List of Photographs and Figures, 7,
Mihi, 9,
Acknowledgements, 11,
Chapter 1: Being: Introductions, 13,
Chapter 2: Becoming: Feminist Choreography and Dance Research, 25,
Chapter 3: Dancing Across the Page: Representing Research Through Narrative, 45,
Chapter 4: Dreaming Yourself Anew: Choreographic Strategies in Women's Solo Contemporary Dance, 61,
Chapter 5: Knowing Differently, Living Creatively: Embodied Ways of Knowing, 83,
Chapter 6: Standing Strong: Pedagogical Approaches to Affirming Identity, 107,
Chapter 7: Improvising: Dance and Everyday Life, 131,
Chapter 8: Performing Identity: Tattoos, Dreadlocks and Feminism in Everyday Life, 149,
Chapter 9: Imaginings: Reaching for a Vision, 163,
References, 175,
Being: Introductions
Writing at my computer now as a dancer and writer, a feminist researcher, teacher in tertiary dance education and mother, I wonder how you will connect with me, with my different experiences, ways of knowing, cultures and environment.
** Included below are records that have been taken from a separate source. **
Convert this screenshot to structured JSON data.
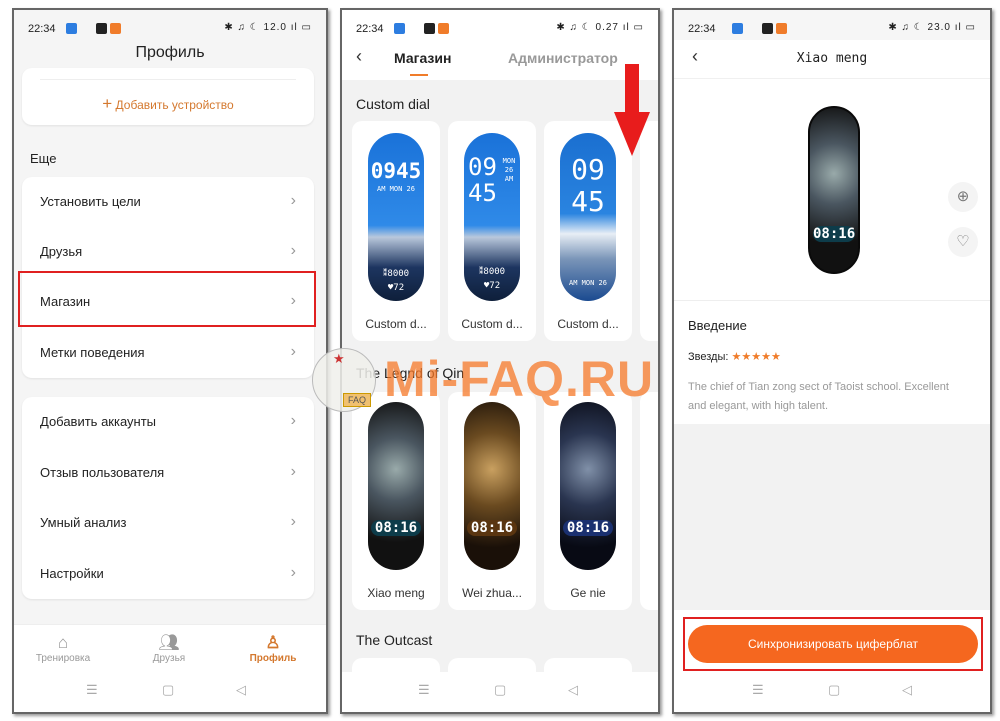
{
  "status": {
    "time": "22:34",
    "left_speed": "12.0",
    "middle_speed": "0.27",
    "right_speed": "23.0",
    "battery": "66"
  },
  "left": {
    "title": "Профиль",
    "add_device": "Добавить устройство",
    "section": "Еще",
    "group1": [
      "Установить цели",
      "Друзья",
      "Магазин",
      "Метки поведения"
    ],
    "group2": [
      "Добавить аккаунты",
      "Отзыв пользователя",
      "Умный анализ",
      "Настройки"
    ],
    "bottom_nav": [
      {
        "label": "Тренировка",
        "icon": "home-icon"
      },
      {
        "label": "Друзья",
        "icon": "friends-icon"
      },
      {
        "label": "Профиль",
        "icon": "profile-icon",
        "active": true
      }
    ]
  },
  "middle": {
    "tabs": [
      "Магазин",
      "Администратор"
    ],
    "active_tab": "Магазин",
    "sections": [
      {
        "title": "Custom dial",
        "items": [
          "Custom d...",
          "Custom d...",
          "Custom d..."
        ]
      },
      {
        "title": "The Legnd of Qin",
        "items": [
          "Xiao meng",
          "Wei zhua...",
          "Ge nie"
        ]
      },
      {
        "title": "The Outcast",
        "items": []
      }
    ],
    "dial_texts": {
      "d1_time": "0945",
      "d1_sub": "AM MON 26",
      "steps": "8000",
      "heart": "72",
      "d2_time1": "09",
      "d2_time2": "45",
      "d2_side": "MON 26 AM",
      "d3_time1": "09",
      "d3_time2": "45",
      "d3_sub": "AM MON 26",
      "qin_time": "08:16"
    }
  },
  "right": {
    "title": "Xiao meng",
    "watch_time": "08:16",
    "intro": "Введение",
    "stars_label": "Звезды:",
    "stars": 5,
    "stars_text": "★★★★★",
    "description": "The chief of Tian zong sect of Taoist school. Excellent and elegant, with high talent.",
    "sync_button": "Синхронизировать циферблат"
  },
  "watermark": {
    "text": "Mi-FAQ.RU",
    "badge": "FAQ"
  },
  "colors": {
    "accent": "#f07c2a",
    "highlight": "#e02020",
    "button": "#f5671f"
  }
}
I share my experiences with you in this book – a narrative exploration of embodied ways of knowing as a means of living creatively in the world. I feel deeply in my bones that the specifics of my embodiment as a woman and a contemporary dancer living in Aotearoa are integral to my engagement in qualitative research. My embodiment is crucial to the ways in which I understand my personal experiences in relation to the social and political world around me. My contention as a feminist is that the specifics of my embodiment are pivotal to epistemology too, just as the specifics of my cultural, social, discursive and geographical context are also integral to what I can know. Consequently, this book contains a collection of specifically located, personally embodied narratives and autoethnographies based on lived experiences.
Recollections
A remote rural area of Te Ika a Maui, Aotearoa (the North Island of New Zealand) was my first home. Surrounded by native bush, rugged farmland and cool fresh rivers, my days were clear blue and full of adventure, and my nights alight with family discussion and the imaginary worlds of books. My sisters and I ran barefoot, playing in the rivers, exploring caves, climbing hills and building tree huts, watched casually by our parents. We knew the deep, quiet pools and the secret space behind the waterfall, the route up the limestone cliffs to where we could see over the whole valley, the best spots for gathering watercress and picking wild plums, the places glow-worms lit and the calls of the Ruru (Morepork owl) in the night. School was a long drive away, our bus crawling along familiar dusty roads and picking up neighbours every few kilometres before reaching the little town. Some summers our spring would run dry and winter storms could leave our valley isolated and without electricity for days. We learned to live with the seasons and we made our own fun.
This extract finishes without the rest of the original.